The disappearance happened as Mexico grappled (and continues to grapple) with controversial education policy reforms that rural teachers say treat poor, rural school districts unfairly. Guerrero state, home to the Pacific coastal tourist city of Acapulco, is one of Mexico’s poorest and most dangerous.
— AJ+ (@ajplus) September 24, 2015
Activists told the Associated Press they hoped the march would help bring justice by keeping the public’s attention on the as-of-yet-unresolved case. Though the marches were smaller than ones over the past year, the New York Times estimated 50,000 people turned out in the country’s capital Saturday.
The federal government’s investigation into the disappearance concluded Iguala’s mayor ordered police to go after the students out of fear they would interrupt a speech his wife was giving that afternoon. The police then allegedly turned the students over to a local gang, the Guerreros Unidos, who killed them and burned their bodies in a dumpster in the nearby town of Cocula, according to the government's report.

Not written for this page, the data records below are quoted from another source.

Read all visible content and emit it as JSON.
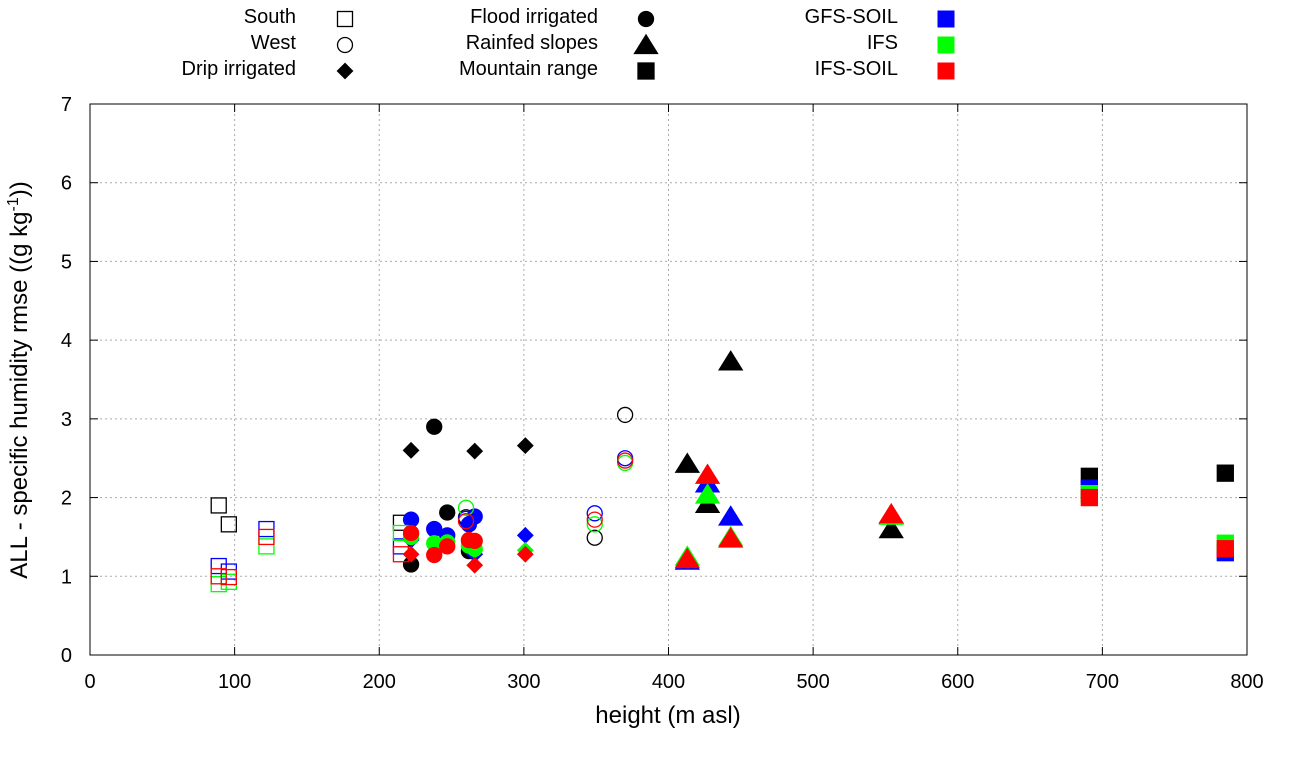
{
  "chart_data": {
    "type": "scatter",
    "title": "",
    "xlabel": "height (m asl)",
    "ylabel_prefix": "ALL - specific humidity rmse ((g kg",
    "ylabel_sup": "-1",
    "ylabel_suffix": "))",
    "xlim": [
      0,
      800
    ],
    "ylim": [
      0,
      7
    ],
    "xticks": [
      0,
      100,
      200,
      300,
      400,
      500,
      600,
      700,
      800
    ],
    "yticks": [
      0,
      1,
      2,
      3,
      4,
      5,
      6,
      7
    ],
    "grid": true,
    "legend_position": "top",
    "legend_groups": [
      {
        "label": "South",
        "marker": "square-open"
      },
      {
        "label": "West",
        "marker": "circle-open"
      },
      {
        "label": "Drip irrigated",
        "marker": "diamond"
      },
      {
        "label": "Flood irrigated",
        "marker": "circle"
      },
      {
        "label": "Rainfed slopes",
        "marker": "triangle"
      },
      {
        "label": "Mountain range",
        "marker": "square"
      }
    ],
    "legend_models": [
      {
        "label": "GFS-SOIL",
        "color": "#0000ff"
      },
      {
        "label": "IFS",
        "color": "#00ff00"
      },
      {
        "label": "IFS-SOIL",
        "color": "#ff0000"
      }
    ],
    "colors": {
      "OBS": "#000000",
      "GFS-SOIL": "#0000ff",
      "IFS": "#00ff00",
      "IFS-SOIL": "#ff0000"
    },
    "series": [
      {
        "name": "OBS",
        "points": [
          {
            "x": 89,
            "y": 1.9,
            "group": "South"
          },
          {
            "x": 96,
            "y": 1.66,
            "group": "South"
          },
          {
            "x": 215,
            "y": 1.68,
            "group": "South"
          },
          {
            "x": 260,
            "y": 1.75,
            "group": "West"
          },
          {
            "x": 349,
            "y": 1.49,
            "group": "West"
          },
          {
            "x": 370,
            "y": 3.05,
            "group": "West"
          },
          {
            "x": 222,
            "y": 2.6,
            "group": "Drip irrigated"
          },
          {
            "x": 266,
            "y": 2.59,
            "group": "Drip irrigated"
          },
          {
            "x": 301,
            "y": 2.66,
            "group": "Drip irrigated"
          },
          {
            "x": 222,
            "y": 1.15,
            "group": "Flood irrigated"
          },
          {
            "x": 238,
            "y": 2.9,
            "group": "Flood irrigated"
          },
          {
            "x": 247,
            "y": 1.81,
            "group": "Flood irrigated"
          },
          {
            "x": 262,
            "y": 1.32,
            "group": "Flood irrigated"
          },
          {
            "x": 413,
            "y": 2.43,
            "group": "Rainfed slopes"
          },
          {
            "x": 427,
            "y": 1.92,
            "group": "Rainfed slopes"
          },
          {
            "x": 443,
            "y": 3.73,
            "group": "Rainfed slopes"
          },
          {
            "x": 554,
            "y": 1.6,
            "group": "Rainfed slopes"
          },
          {
            "x": 691,
            "y": 2.27,
            "group": "Mountain range"
          },
          {
            "x": 785,
            "y": 2.31,
            "group": "Mountain range"
          }
        ]
      },
      {
        "name": "GFS-SOIL",
        "points": [
          {
            "x": 89,
            "y": 1.13,
            "group": "South"
          },
          {
            "x": 96,
            "y": 1.06,
            "group": "South"
          },
          {
            "x": 122,
            "y": 1.6,
            "group": "South"
          },
          {
            "x": 215,
            "y": 1.38,
            "group": "South"
          },
          {
            "x": 260,
            "y": 1.73,
            "group": "West"
          },
          {
            "x": 349,
            "y": 1.8,
            "group": "West"
          },
          {
            "x": 370,
            "y": 2.5,
            "group": "West"
          },
          {
            "x": 222,
            "y": 1.46,
            "group": "Drip irrigated"
          },
          {
            "x": 266,
            "y": 1.28,
            "group": "Drip irrigated"
          },
          {
            "x": 301,
            "y": 1.52,
            "group": "Drip irrigated"
          },
          {
            "x": 222,
            "y": 1.72,
            "group": "Flood irrigated"
          },
          {
            "x": 238,
            "y": 1.6,
            "group": "Flood irrigated"
          },
          {
            "x": 247,
            "y": 1.52,
            "group": "Flood irrigated"
          },
          {
            "x": 262,
            "y": 1.66,
            "group": "Flood irrigated"
          },
          {
            "x": 266,
            "y": 1.76,
            "group": "Flood irrigated"
          },
          {
            "x": 413,
            "y": 1.2,
            "group": "Rainfed slopes"
          },
          {
            "x": 427,
            "y": 2.18,
            "group": "Rainfed slopes"
          },
          {
            "x": 443,
            "y": 1.76,
            "group": "Rainfed slopes"
          },
          {
            "x": 554,
            "y": 1.78,
            "group": "Rainfed slopes"
          },
          {
            "x": 691,
            "y": 2.12,
            "group": "Mountain range"
          },
          {
            "x": 785,
            "y": 1.3,
            "group": "Mountain range"
          }
        ]
      },
      {
        "name": "IFS",
        "points": [
          {
            "x": 89,
            "y": 0.9,
            "group": "South"
          },
          {
            "x": 96,
            "y": 0.93,
            "group": "South"
          },
          {
            "x": 122,
            "y": 1.38,
            "group": "South"
          },
          {
            "x": 215,
            "y": 1.55,
            "group": "South"
          },
          {
            "x": 260,
            "y": 1.87,
            "group": "West"
          },
          {
            "x": 349,
            "y": 1.66,
            "group": "West"
          },
          {
            "x": 370,
            "y": 2.44,
            "group": "West"
          },
          {
            "x": 222,
            "y": 1.53,
            "group": "Drip irrigated"
          },
          {
            "x": 266,
            "y": 1.33,
            "group": "Drip irrigated"
          },
          {
            "x": 301,
            "y": 1.33,
            "group": "Drip irrigated"
          },
          {
            "x": 222,
            "y": 1.5,
            "group": "Flood irrigated"
          },
          {
            "x": 238,
            "y": 1.42,
            "group": "Flood irrigated"
          },
          {
            "x": 247,
            "y": 1.43,
            "group": "Flood irrigated"
          },
          {
            "x": 262,
            "y": 1.39,
            "group": "Flood irrigated"
          },
          {
            "x": 266,
            "y": 1.35,
            "group": "Flood irrigated"
          },
          {
            "x": 413,
            "y": 1.25,
            "group": "Rainfed slopes"
          },
          {
            "x": 427,
            "y": 2.04,
            "group": "Rainfed slopes"
          },
          {
            "x": 443,
            "y": 1.5,
            "group": "Rainfed slopes"
          },
          {
            "x": 554,
            "y": 1.77,
            "group": "Rainfed slopes"
          },
          {
            "x": 691,
            "y": 2.05,
            "group": "Mountain range"
          },
          {
            "x": 785,
            "y": 1.42,
            "group": "Mountain range"
          }
        ]
      },
      {
        "name": "IFS-SOIL",
        "points": [
          {
            "x": 89,
            "y": 1.0,
            "group": "South"
          },
          {
            "x": 96,
            "y": 0.99,
            "group": "South"
          },
          {
            "x": 122,
            "y": 1.5,
            "group": "South"
          },
          {
            "x": 215,
            "y": 1.28,
            "group": "South"
          },
          {
            "x": 260,
            "y": 1.7,
            "group": "West"
          },
          {
            "x": 349,
            "y": 1.72,
            "group": "West"
          },
          {
            "x": 370,
            "y": 2.47,
            "group": "West"
          },
          {
            "x": 222,
            "y": 1.28,
            "group": "Drip irrigated"
          },
          {
            "x": 266,
            "y": 1.14,
            "group": "Drip irrigated"
          },
          {
            "x": 301,
            "y": 1.28,
            "group": "Drip irrigated"
          },
          {
            "x": 222,
            "y": 1.55,
            "group": "Flood irrigated"
          },
          {
            "x": 238,
            "y": 1.27,
            "group": "Flood irrigated"
          },
          {
            "x": 247,
            "y": 1.38,
            "group": "Flood irrigated"
          },
          {
            "x": 262,
            "y": 1.46,
            "group": "Flood irrigated"
          },
          {
            "x": 266,
            "y": 1.45,
            "group": "Flood irrigated"
          },
          {
            "x": 413,
            "y": 1.22,
            "group": "Rainfed slopes"
          },
          {
            "x": 427,
            "y": 2.29,
            "group": "Rainfed slopes"
          },
          {
            "x": 443,
            "y": 1.48,
            "group": "Rainfed slopes"
          },
          {
            "x": 554,
            "y": 1.79,
            "group": "Rainfed slopes"
          },
          {
            "x": 691,
            "y": 2.0,
            "group": "Mountain range"
          },
          {
            "x": 785,
            "y": 1.35,
            "group": "Mountain range"
          }
        ]
      }
    ]
  }
}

But a report released last month from the regional human rights authority, the Inter-American Commission on Human Rights, rejected the Mexican government’s description of events. Among other allegations, the report states federal security forces had been tracking the students throughout the day and were at two of the scenes where the students were later attacked. If the report’s allegations are true, then the students were kidnapped with the involvement of state and federal police, who then collaborated with organized criminals to murder and dispose of the bodies.